Sono passati oramai sette anni da quando, per la prima volta, la parola “crisi” è entrata a far parte del nostro vocabolario quotidiano, associata all’aggettivo “finanziaria” e, poi, “economica”. Non si è dovuto attendere molto, finché alla crisi economica si affiancasse anche lo spettro (ben tangibile) della crisi occupazionale. Un dramma che ha colpito soprattutto i giovani, ma che assume toni drastici quando interessa gli over 40.
Eppure, la parola crisi ha un’etimologia che può farci vedere in un’altra luce la condizione attuale. La parola greca krísis, infatti, significa “scelta”. Continuando a improvvisarci linguisti, potremmo scomodare anche il cinese dove “crisi” si dice wēijī: la combinazione di due sillabe che significano rispettivamente “rischio” e “momento cruciale”.
La crisi (che sia economica o personale), infatti, è il momento delle scelte importanti: quelle che incidono direttamente sul futuro. Rinascita o sconfitta: ciò che fa da discrimine tra questi due esiti di una crisi è l’iniziativa individuale e collettiva.
Nel 2012 l’International Labour Organizzation (ILO) ha iniziato, forse con troppo ritardo, a indagare una strategia d’uscita dallo stallo. Nel documento La crisi dell’occupazione giovanile è il momento di agire, a conclusione della 101^ sessione della Conferenza dell’ILO, ha definito la disoccupazione giovanile una “sfida globale”.
Tra gli obiettivi individuati: politiche macroeconomiche per il sostegno della buona occupazione, ma anche politiche formative più adeguate. “I giovani – continua il documento – sono parte della soluzione”. Così come lo sono le imprese.
Dimensione internazionale, dimensione pubblica nazionale e privato: tutte le parti sono chiamate in causa per affrontare un problema che tutt’ora attanaglia la società.

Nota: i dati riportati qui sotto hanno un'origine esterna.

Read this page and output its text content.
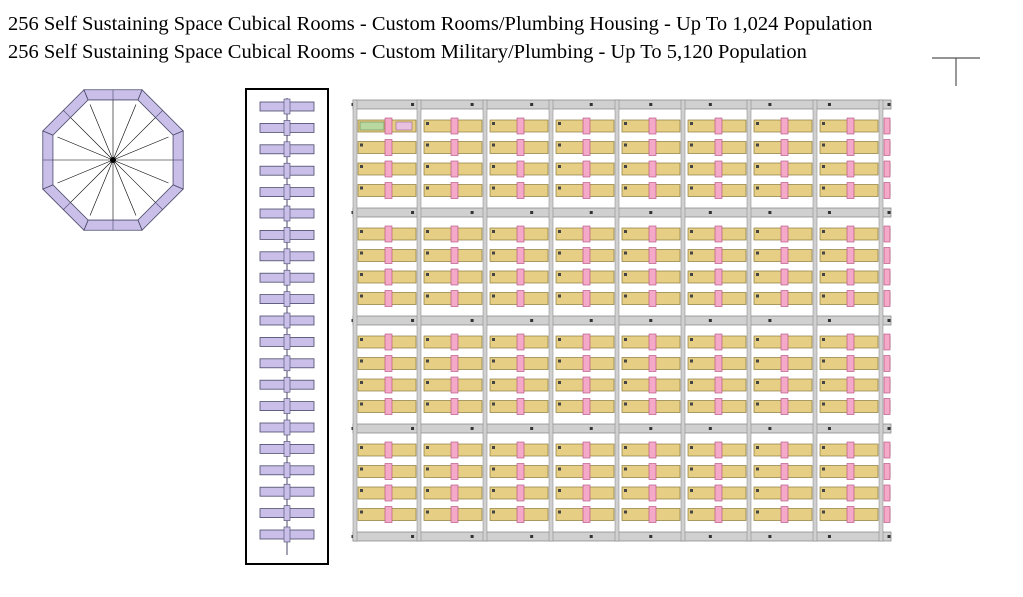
256 Self Sustaining Space Cubical Rooms - Custom Rooms/Plumbing Housing - Up To 1,024 Population
256 Self Sustaining Space Cubical Rooms - Custom Military/Plumbing - Up To 5,120 Population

La crisi economica e l’occupazione giovanile che, ovviamente, prospettano una ripresa più lenta lì dove le economie soffrono atavicamente di storture strutturali. E in Italia ne sappiamo qualcosa.
Se nella situazione attuale è fondamentale prendere decisioni, è anche vitale prenderle in tempo. Ma, per farlo, bisogna capire quale direzione imboccare.

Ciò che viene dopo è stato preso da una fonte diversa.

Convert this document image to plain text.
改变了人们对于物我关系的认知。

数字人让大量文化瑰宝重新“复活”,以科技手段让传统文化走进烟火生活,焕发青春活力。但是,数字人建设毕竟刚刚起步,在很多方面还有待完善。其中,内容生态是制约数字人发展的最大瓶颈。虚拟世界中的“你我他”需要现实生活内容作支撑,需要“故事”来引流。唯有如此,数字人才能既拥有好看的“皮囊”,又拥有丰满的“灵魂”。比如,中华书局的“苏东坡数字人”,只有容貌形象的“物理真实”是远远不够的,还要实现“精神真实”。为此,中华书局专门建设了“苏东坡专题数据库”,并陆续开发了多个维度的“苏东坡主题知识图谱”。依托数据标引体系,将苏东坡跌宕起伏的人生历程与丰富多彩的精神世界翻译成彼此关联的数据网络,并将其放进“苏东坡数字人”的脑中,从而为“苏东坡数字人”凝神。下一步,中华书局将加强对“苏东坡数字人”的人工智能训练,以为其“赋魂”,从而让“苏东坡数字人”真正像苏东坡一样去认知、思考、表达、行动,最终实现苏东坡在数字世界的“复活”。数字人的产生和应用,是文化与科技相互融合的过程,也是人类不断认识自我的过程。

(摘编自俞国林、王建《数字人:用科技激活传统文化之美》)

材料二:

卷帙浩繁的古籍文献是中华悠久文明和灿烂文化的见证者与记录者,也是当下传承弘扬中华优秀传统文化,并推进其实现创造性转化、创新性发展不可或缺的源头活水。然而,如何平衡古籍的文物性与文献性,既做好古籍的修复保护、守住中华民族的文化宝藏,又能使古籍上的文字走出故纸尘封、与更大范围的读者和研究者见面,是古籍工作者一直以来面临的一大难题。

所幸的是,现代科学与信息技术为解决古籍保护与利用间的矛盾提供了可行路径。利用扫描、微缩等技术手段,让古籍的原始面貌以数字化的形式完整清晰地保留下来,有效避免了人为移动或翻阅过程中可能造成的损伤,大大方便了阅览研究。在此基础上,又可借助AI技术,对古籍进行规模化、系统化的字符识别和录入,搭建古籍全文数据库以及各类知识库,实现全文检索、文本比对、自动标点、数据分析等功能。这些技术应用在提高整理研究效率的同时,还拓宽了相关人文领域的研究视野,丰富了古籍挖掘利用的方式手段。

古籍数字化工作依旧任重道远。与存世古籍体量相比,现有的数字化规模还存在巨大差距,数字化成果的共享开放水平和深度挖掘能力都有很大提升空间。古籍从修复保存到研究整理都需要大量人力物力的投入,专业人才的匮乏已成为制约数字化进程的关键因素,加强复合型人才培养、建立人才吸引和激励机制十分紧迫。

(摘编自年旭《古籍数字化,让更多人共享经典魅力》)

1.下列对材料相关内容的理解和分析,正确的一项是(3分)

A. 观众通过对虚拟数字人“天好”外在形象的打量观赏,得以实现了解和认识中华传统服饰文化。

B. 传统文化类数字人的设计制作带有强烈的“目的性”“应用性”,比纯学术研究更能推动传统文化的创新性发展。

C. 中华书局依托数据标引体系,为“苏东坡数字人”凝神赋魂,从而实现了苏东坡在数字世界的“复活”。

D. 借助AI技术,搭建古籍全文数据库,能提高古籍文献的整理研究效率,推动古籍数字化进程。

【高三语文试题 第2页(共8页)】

Da questo punto di vista è di primario interesse la risposta alle domande che verranno poste durante l’East Forum 2014: come sta cambiando il mercato del lavoro a seguito della crisi? Come dobbiamo prepararci per incoraggiare e cavalcare l’onda della ripresa? Cosa può fare il settore pubblico? Cosa può fare il settore privato?
Il lavoro c’è, dicono le statistiche: ciò che manca sono le figure professionali adeguate a ricoprire i ruoli richiesti dal mercato. E i percorsi di formazione pubblica non sono ancora pronti a soddisfare il fabbisogno professionale delle aziende.
In attesa delle risposte degli esperti, a noi non resta che trovare le nostre vie, attraverso i percorsi di formazione privata, per soddisfare le nostre aspirazioni (di vita e di lavoro) e colmare le nicchie professionali ancora scoperte.
La crisi è anche opportunità, per chi la sa cogliere.